Characters with a Story


The Fruit Talking - Day 73
Originally uploaded by iamkr
I have this story that's been mulling and brewing over a slow heat in the back burner of my imagination. As I think about the characters, the story and all the moving parts that are now in the mix, I am starting to see the flavor come through, the scent of what will be. If I had taken to write the whole thing out in one fell swoop a few years back when the story first came to me, it would be flat, colorless and just one more cute, maybe fanciful piece of fiction. Stories with rich characters take time, and not just talent.

Meeting new people, hearing about their journey, how all the pieces have come together to make them who they are – if I could get paid for this I might just have my dream job. The real characters are far more complicated than the ones we make up in our heads or read in cheaply crafted novels. And this fascinates me.

I wonder, though, as a writer, why it is that so many popular books and popular films have such shallow, two-dimensional characters? Do we celebrate these stories because they seem simple enough, easy to digest and something less like real life? Are we really striving to be, to swim in this kind of shallow water, to be this two-dimensional in our day-to-day living?

I recently heard Hal Holbrook say the reason he is choosing work in lower paying, independent films is because that is where the characters are worth playing; that the blockbuster films don’t engage real life as it effects real people.

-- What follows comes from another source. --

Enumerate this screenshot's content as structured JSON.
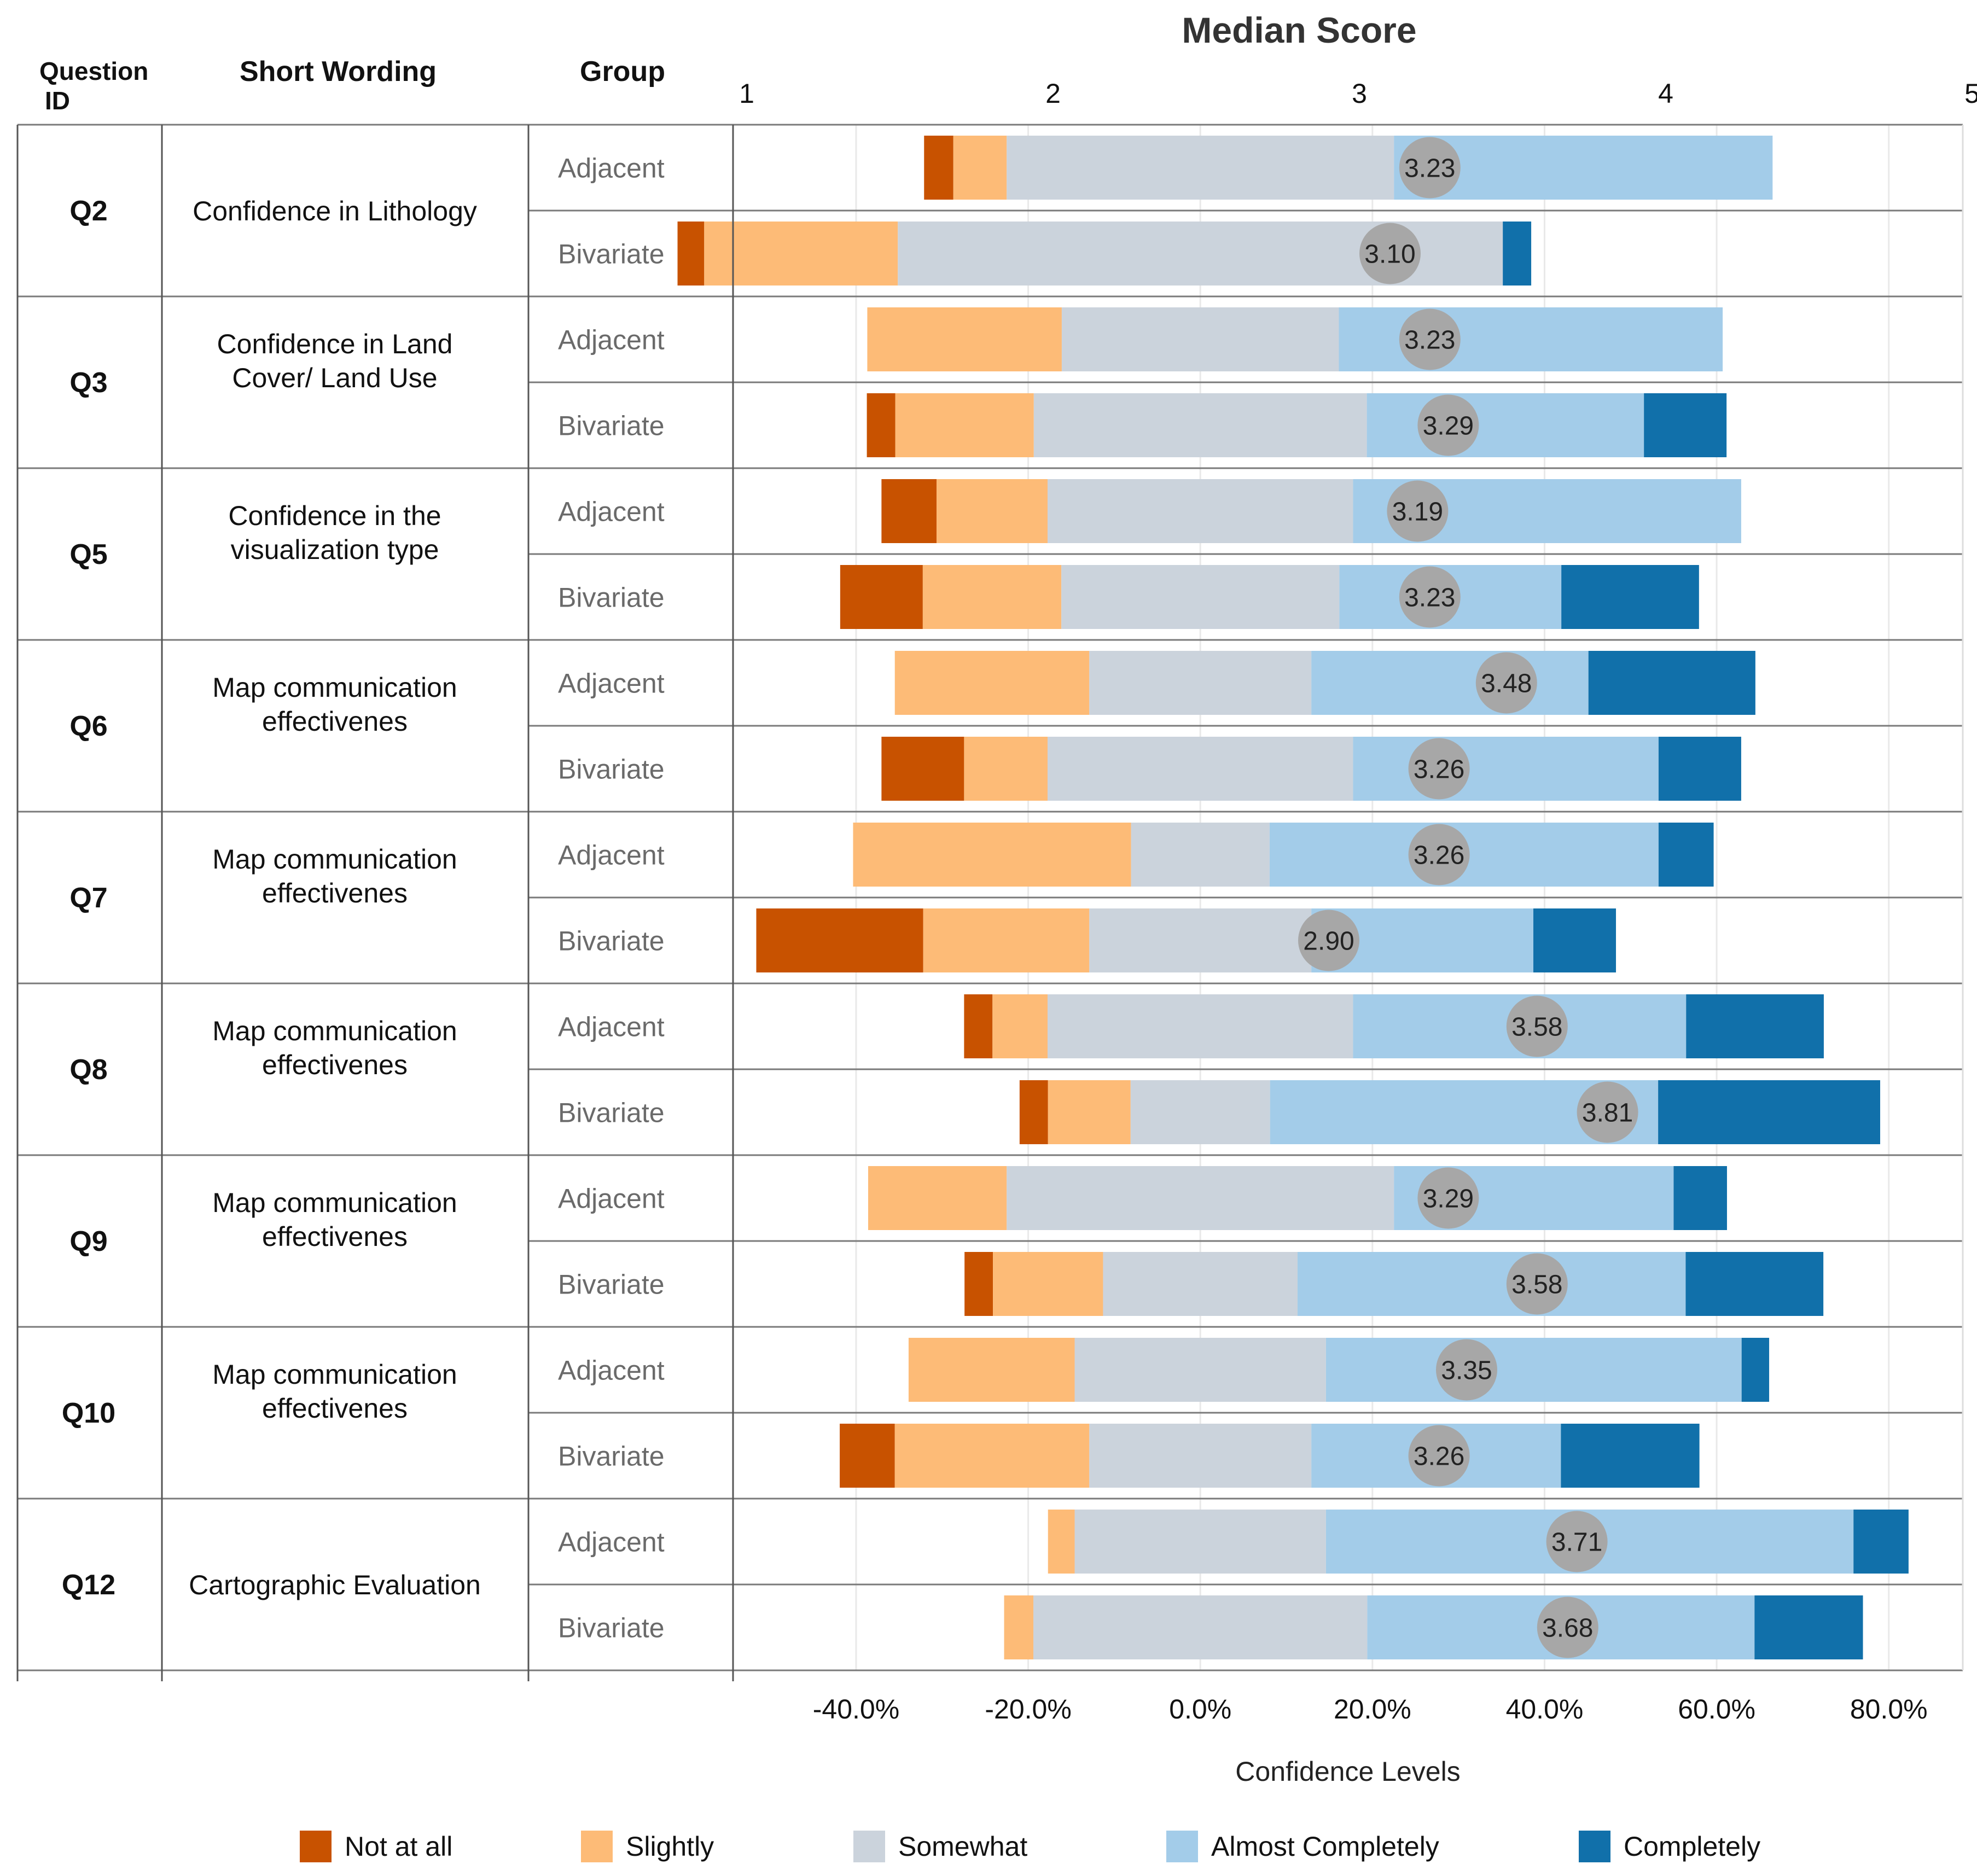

I am in constant awe at how multi-dimensional real people can be, even if they aren’t aware of it. Nobody is just a housewife trying to makes sense of things, or just a man with a knack for climbing, or even just a kid filled with his or her dose of angst. There is a story behind the story, with so many moving pieces that make up the person before the here and now. And even here and now will have an effect on who that person will be six months, or a year from now. Kinetic. Perpetual.

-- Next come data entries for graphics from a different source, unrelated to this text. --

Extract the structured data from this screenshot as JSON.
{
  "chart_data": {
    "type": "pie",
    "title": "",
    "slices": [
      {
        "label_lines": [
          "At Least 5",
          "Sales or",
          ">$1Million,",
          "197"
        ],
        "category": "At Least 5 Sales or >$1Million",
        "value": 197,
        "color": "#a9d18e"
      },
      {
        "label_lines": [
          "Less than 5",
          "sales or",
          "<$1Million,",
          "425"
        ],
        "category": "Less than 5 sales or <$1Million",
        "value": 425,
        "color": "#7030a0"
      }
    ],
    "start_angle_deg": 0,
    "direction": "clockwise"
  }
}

So when I revisit this book I’ve been mulling, and think of the few characters involved, I think how I didn’t really know them when I first started, how simple and two-dimensional they were. And that wasn’t enough. Maybe it is that lack of knowing that has kept me from telling their story. I had to hear them out over a few years, and may still have more to come. Their complexity informs the story they are in and where it goes from here. And so it seems to be the case with real characters… if I listen well enough, taking time to let things brew.